Results: There are few randomised controlled trials evaluating ketamine's utility in the ICU. The evidence is predominantly retrospective and observational in nature and the results are heterogeneous. Available evidence is summarised in a descriptive manner, with a division made between high dose and low dose ketamine. Ketamine's pharmacology and use as an analgesic agent outside of the ICU is briefly discussed, followed by evidence for use in the ICU setting, with particular emphasis on analgesia, sedation and intubation. Finally, data on adverse effects including delirium, coma, haemodynamic adverse effects, raised intracranial pressure, hypersalivation and laryngospasm are presented.

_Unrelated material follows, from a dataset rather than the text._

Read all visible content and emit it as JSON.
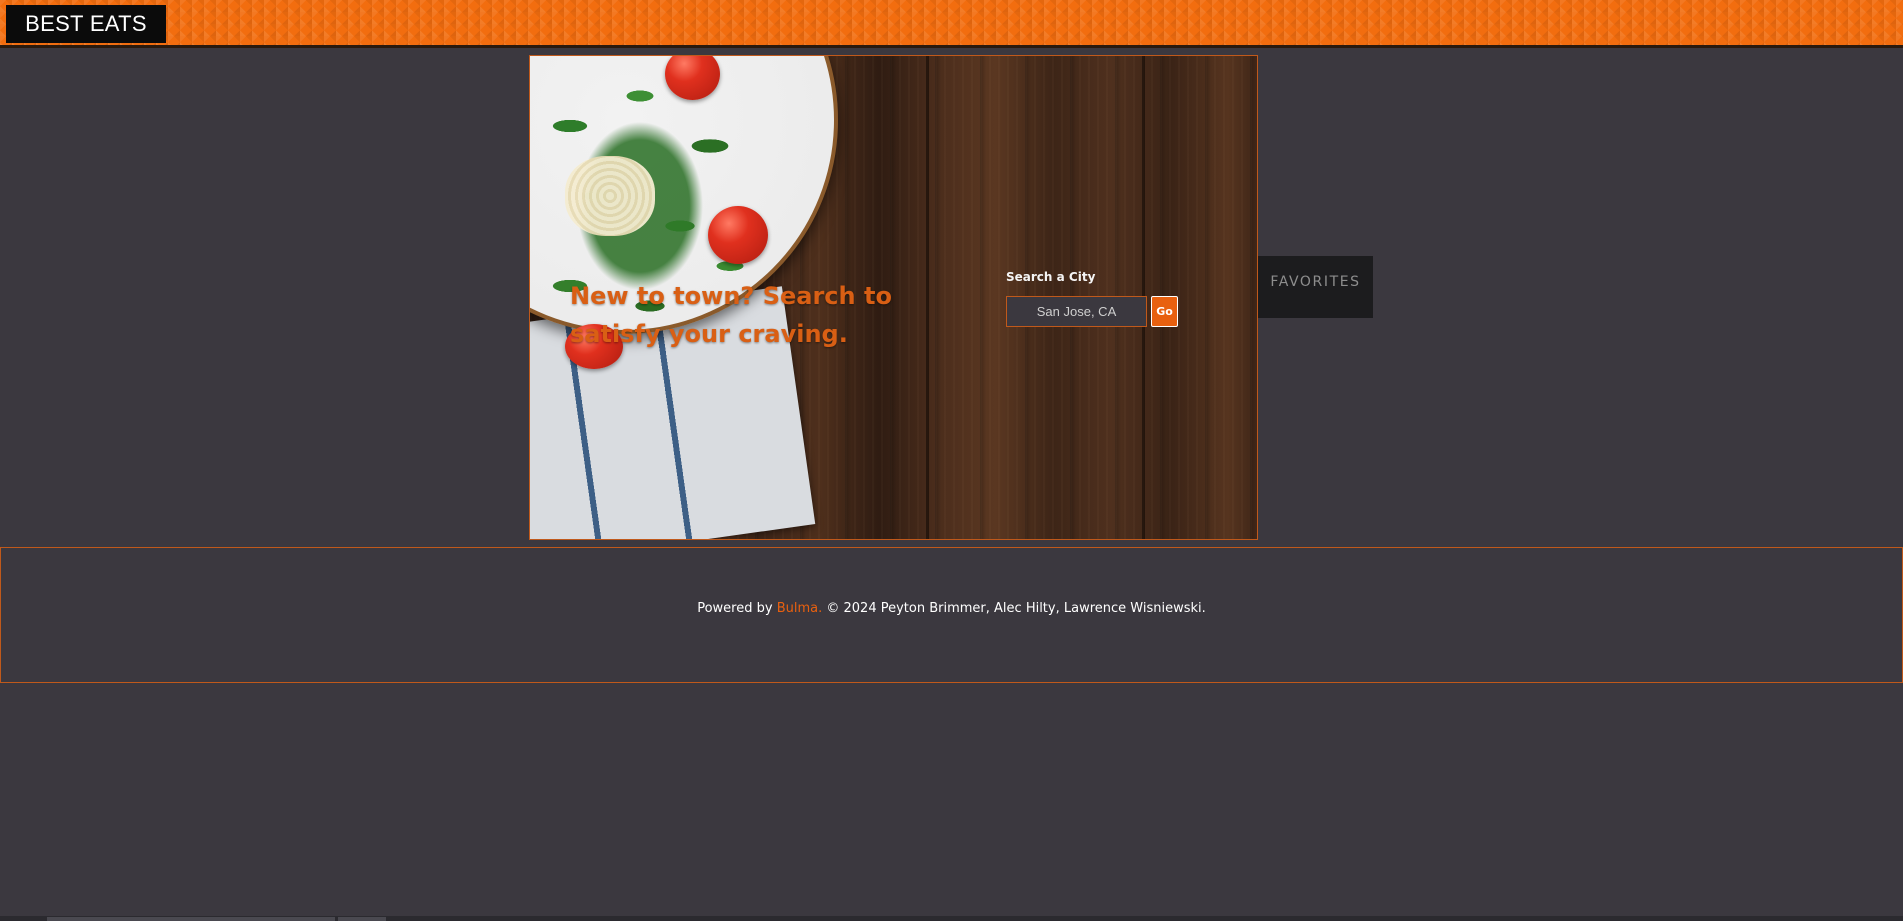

A prospective open label trial of 146 patients who had undifferentiated agitation in the pre-hospital environment compared a median dose of 5.2 mg/kg intramuscular ketamine versus 10 mg intramuscular haloperidol in the pre-hospital environment. Hypersalivation occurred in 21/56 ketamine patients (30%) versus none in the haloperidol group, leading to intubation for this reason in four patients. Laryngospasm occurred in 3/55 patients (5%) in the ketamine group and none in the haloperidol group. Another prospective observational study examined the effectiveness of a median dose of 4.9 mg/kg intramuscular ketamine in 49 patients with pre-hospital profound agitation. Hypersalivation occurred in nine patients (18%), of which four received atropine therapy. Pre-medication with glycopyrrolate or atropine has been shown to decrease this adverse effect. 7Umunna and colleagues showed there was no increased hypersalivation when ketamine was used as an infusion at 2.0 mg/kg/h for analgesia and sedation.

Conclusions: Ketamine is used in mechanically ventilated ICU patients with several potentially positive clinical effects. However, it has a significant side effect profile, which may limit its use in these patients. The role of low dose ketamine infusion in mechanically ventilated ICU patients is not well studied and requires investigation in high quality, prospective randomised trials.